I am using the Cavalieri estimator to estimate area and volume of different brain regions in a slide. However I have some slides with artifacts in one of the regions while the other ones are useful. I am aware that I can account for a missing sections using the “Account for Missing Section” probe, but is there a way to account just for missing regions in a slide?
Dear LizHP:
Thank you for your question. This is a topic where we have to be careful since we are compensating for data that is not available. What we should think about is how many sections are we using for the volume estimation and how many are missing. Let’s say you want to estimate the volume of a 3-D anatomical region, call it region X. And let’s say that there are 120 forty micron thick sections that make up region X. We won’t look at all of them of course, we’ll use an interval, and I’ll choose that interval so it gives me about ten sections. The section interval will be twelve, and twelve goes into 120, ten times. The interval is twelve, and you pick a random number between one and twelve and those will be your sections, let’s say the random number is eight. Now you know you will be looking at sections 8, 20, 32, 44, 56, 68, 80, 92, and 104 (nine sections due to the random start being eight). Your question I think is, what if for instance, section 32 is ripped or missing.

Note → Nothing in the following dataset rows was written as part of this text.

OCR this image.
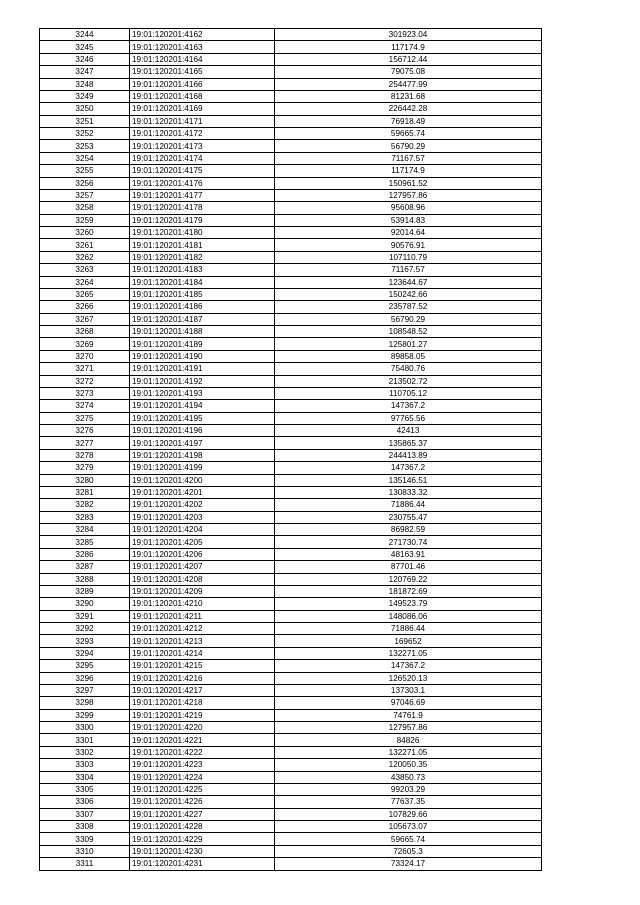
3244	19:01:120201:4162	301923.04
3245	19:01:120201:4163	117174.9
3246	19:01:120201:4164	156712.44
3247	19:01:120201:4165	79075.08
3248	19:01:120201:4166	254477.99
3249	19:01:120201:4168	81231.68
3250	19:01:120201:4169	226442.28
3251	19:01:120201:4171	76918.49
3252	19:01:120201:4172	59665.74
3253	19:01:120201:4173	56790.29
3254	19:01:120201:4174	71167.57
3255	19:01:120201:4175	117174.9
3256	19:01:120201:4176	150961.52
3257	19:01:120201:4177	127957.86
3258	19:01:120201:4178	95608.96
3259	19:01:120201:4179	53914.83
3260	19:01:120201:4180	92014.64
3261	19:01:120201:4181	90576.91
3262	19:01:120201:4182	107110.79
3263	19:01:120201:4183	71167.57
3264	19:01:120201:4184	123644.67
3265	19:01:120201:4185	150242.66
3266	19:01:120201:4186	235787.52
3267	19:01:120201:4187	56790.29
3268	19:01:120201:4188	108548.52
3269	19:01:120201:4189	125801.27
3270	19:01:120201:4190	89858.05
3271	19:01:120201:4191	75480.76
3272	19:01:120201:4192	213502.72
3273	19:01:120201:4193	110705.12
3274	19:01:120201:4194	147367.2
3275	19:01:120201:4195	97765.56
3276	19:01:120201:4196	42413
3277	19:01:120201:4197	135865.37
3278	19:01:120201:4198	244413.89
3279	19:01:120201:4199	147367.2
3280	19:01:120201:4200	135146.51
3281	19:01:120201:4201	130833.32
3282	19:01:120201:4202	71886.44
3283	19:01:120201:4203	230755.47
3284	19:01:120201:4204	86982.59
3285	19:01:120201:4205	271730.74
3286	19:01:120201:4206	48163.91
3287	19:01:120201:4207	87701.46
3288	19:01:120201:4208	120769.22
3289	19:01:120201:4209	181872.69
3290	19:01:120201:4210	149523.79
3291	19:01:120201:4211	148086.06
3292	19:01:120201:4212	71886.44
3293	19:01:120201:4213	169652
3294	19:01:120201:4214	132271.05
3295	19:01:120201:4215	147367.2
3296	19:01:120201:4216	126520.13
3297	19:01:120201:4217	137303.1
3298	19:01:120201:4218	97046.69
3299	19:01:120201:4219	74761.9
3300	19:01:120201:4220	127957.86
3301	19:01:120201:4221	84826
3302	19:01:120201:4222	132271.05
3303	19:01:120201:4223	120050.35
3304	19:01:120201:4224	43850.73
3305	19:01:120201:4225	99203.29
3306	19:01:120201:4226	77637.35
3307	19:01:120201:4227	107829.66
3308	19:01:120201:4228	105673.07
3309	19:01:120201:4229	59665.74
3310	19:01:120201:4230	72605.3
3311	19:01:120201:4231	73324.17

The first thing you could try is determining another random start. If you can do this and all the sections are available, then that is the way to go. The second thing to try is look for section 31 or 33, it is OK to substitute in an adjacent section now and then; it is probably not worth humanely killing another animal when you can just substitute in a neighboring section; a little jitter in the section interval will probably not hurt. If neither of these ideas work, you can consider taking the mean of all the other sections and substituting that in (that is what the ‘account for missing sections’ function does in SI) or you could consider taking the mean of the two adjacent sections and using that for the missing
section. But only substitute in the mean from the adjacent sections in very rare occasions when it makes sense. For example if half the sections are missing you would never consider taking the means of the sections that are not missing and using that. You would only consider this maybe for one section.